Marinette’s not sure if that means she wins. It doesn’t feel as satisfying as she thought it would.
She doesn’t back down though, and retaliates with helping him repaint his apartment. They keep at it, Adrien playing his keyboard with both their doors propped open when she’s up ridiculously late studying, then her spending all of a morning teaching him how to makes crêpes, then him procuring opening night tickets to Star Wars: The Last Jedi for them, then her helping him assemble the new furniture for his place that they’d spent all day together picking out-
Then it all sort of- stops. They’ve built such an easy and familiar rhythm of give and take that when Adrien grows too busy to see or talk to her for a week or so, Marinette’s left reeling. Usually, she’d just let herself into his apartment; but now, her hand wavers upon even knocking on his door.
She bites her bottom lip in thought and retreats. She leaves little baskets of fruits and pastries by his door instead, with simple notes reminding him take care of yourself! He responds always by sliding another note under her door saying thank you, I’ll be around again soon- but it’s not quite the same.
Marinette refuses to let it hang heavy in her mind, so she soldiers on through school and work with a single-minded intensity. She leaves early and gets in late so then it’s ok, they’re both a little too busy at the moment to catch each other.
Except she’d come to look forward to Adrien’s little surprises, his quick-witted if corny humour, his thoughtful care. Coming back to her apartment and seeing his door shut hurts a little each time.
It’s especially worse after a particularly long day, where she was late for work, and had pulled an all nighter for an assignment before, and no one remembered it was her birthday all day except for a brief text from Alya. Seeing that shut door when she comes home that evening is just salt in her wounds at this point, and she’s ready to just collapse onto her bed and sleep the rest of this awful day away, so she jams her key in and pauses when she finds the door unlocked. Fingering the pepper spray in her purse, she cautiously opens her door and-
SURPRISE!!!! deafens her eardrums as everyone she knows pops up from every conceivable corner of her apartment. Confetti rains down on her head, streamers and balloons pack the ceilings, and the pile of gifts on her couch have formed their own mountain range.
It’s all so colourful and wonderful and overwhelming, and Marinette hardly knows what to say or who to look at first until Adrien steps out of her kitchen, birthday cake in hand with candles gently illuminating his beaming face. He starts the birthday song himself, and winks when she manages to blow all the candles out but one.
Marinette doesn’t even realize there are tears on her cheeks from the incandescent happiness overflowing her emotions until a million tissues are thrust under her nose by all her friends, and she can only laughingly say thank you, and who-?
Every hand with those tissues dangling from their fingertips turn to point to Adrien, and Marinette is incredulously, ridiculously, breathlessly radiant as she wonders, You did this all for me?
Of course, is all Adrien says, but the incredible smile on his face says the other thousand words she already understands.
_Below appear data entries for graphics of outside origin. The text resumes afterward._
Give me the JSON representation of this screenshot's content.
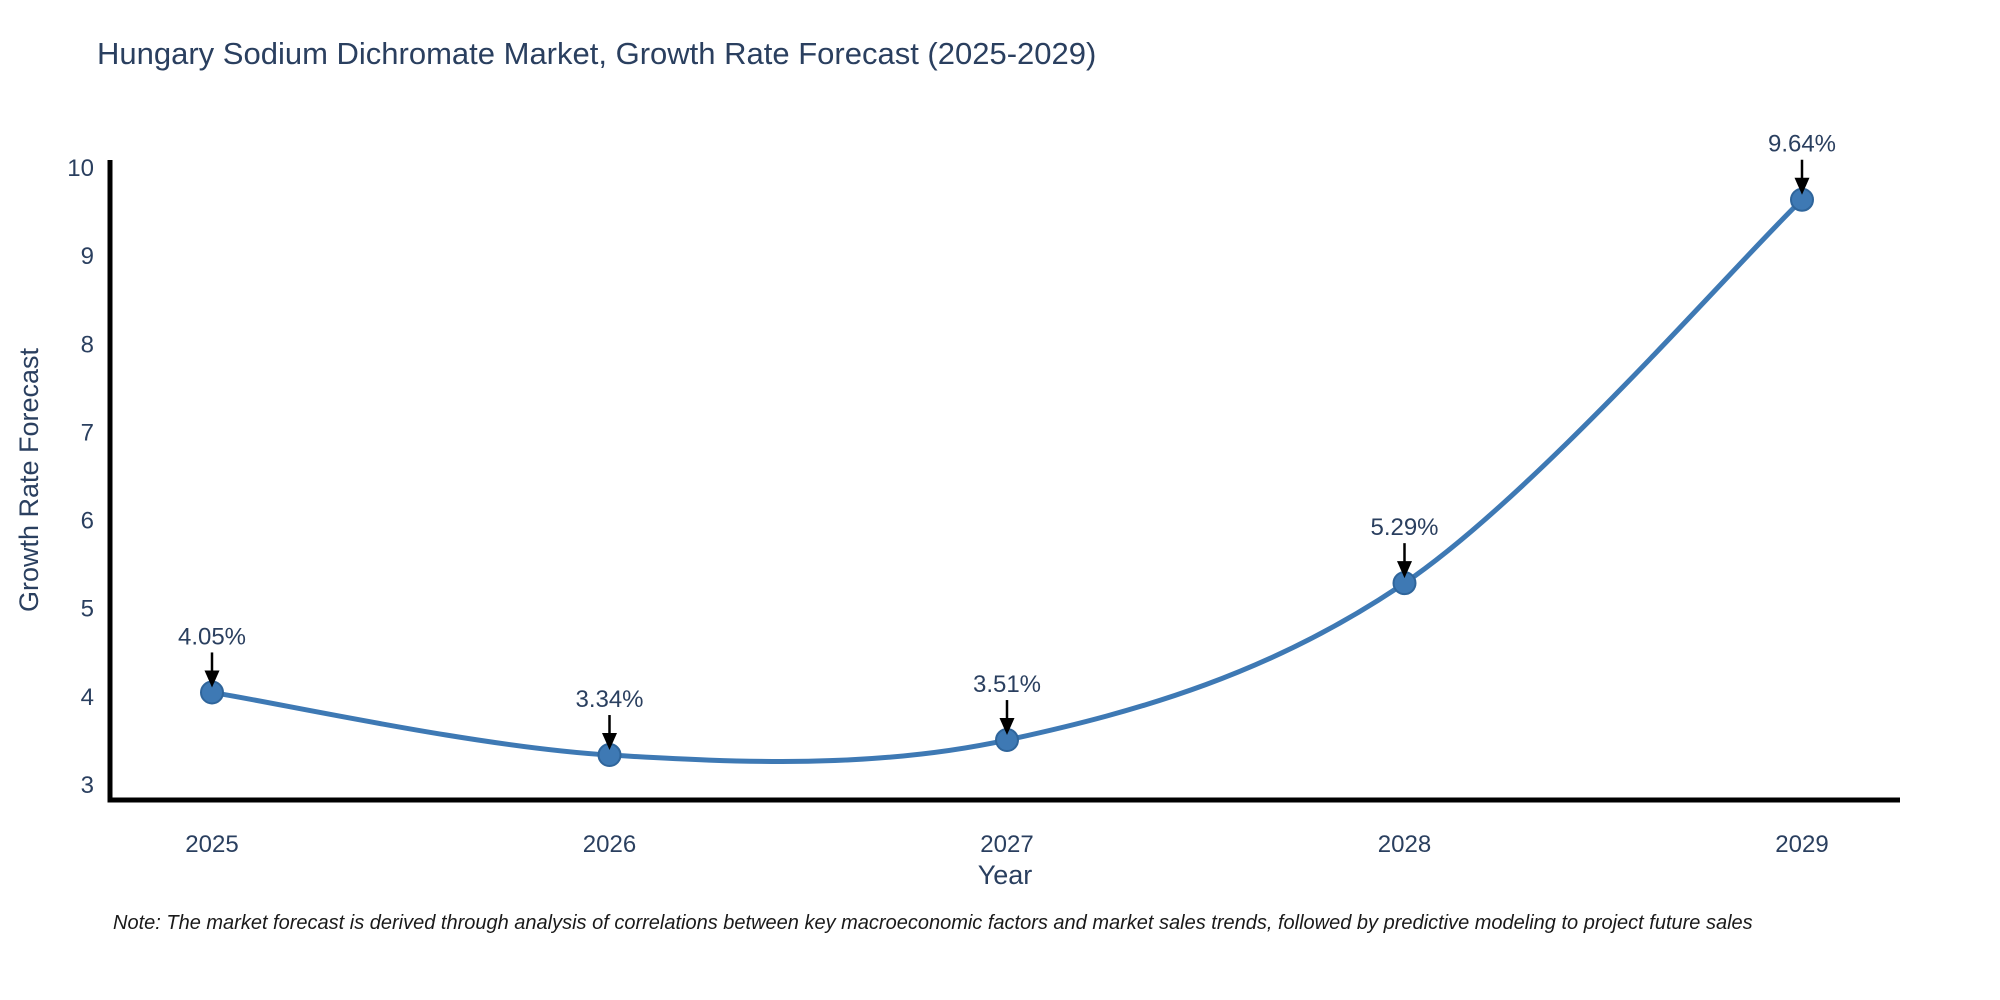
{
  "title": "Hungary Sodium Dichromate Market, Growth Rate Forecast (2025-2029)",
  "note": "Note: The market forecast is derived through analysis of correlations between key macroeconomic factors and market sales trends, followed by predictive modeling to project future sales",
  "colors": {
    "line": "#3e79b4",
    "marker_fill": "#3e79b4",
    "marker_edge": "#2f659b",
    "axis": "#000000",
    "tick_text": "#2a3f5f",
    "annotation_text": "#2a3f5f",
    "arrow": "#000000",
    "background": "#ffffff"
  },
  "chart_data": {
    "type": "line",
    "title": "Hungary Sodium Dichromate Market, Growth Rate Forecast (2025-2029)",
    "x": [
      2025,
      2026,
      2027,
      2028,
      2029
    ],
    "values": [
      4.05,
      3.34,
      3.51,
      5.29,
      9.64
    ],
    "point_labels": [
      "4.05%",
      "3.34%",
      "3.51%",
      "5.29%",
      "9.64%"
    ],
    "xlabel": "Year",
    "ylabel": "Growth Rate Forecast",
    "yticks": [
      3,
      4,
      5,
      6,
      7,
      8,
      9,
      10
    ],
    "xticks": [
      "2025",
      "2026",
      "2027",
      "2028",
      "2029"
    ],
    "ylim": [
      2.83,
      10.26
    ],
    "xlim": [
      2024.74,
      2029.25
    ],
    "grid": false,
    "legend": "none",
    "line_shape": "spline",
    "markers": true,
    "annotations": "value labels with down arrows above each point"
  }
}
Marinette doesn’t even think twice about enveloping him in a tight hug and pressing a kiss to the corner of his mouth in thanks. The way his arms tighten around her and the solidity of the curve of his body as he fits into her space feels entirely right in a way she’s suspected for months. Now, she knows, and it’s all thanks to the humble beginnings of a small apple pie and the first knock on his door.
You win, Marinette laughs, feeling like the luckiest woman in the world.
Adrien presses a smile that she can feel against her hair, and corrects, We both win.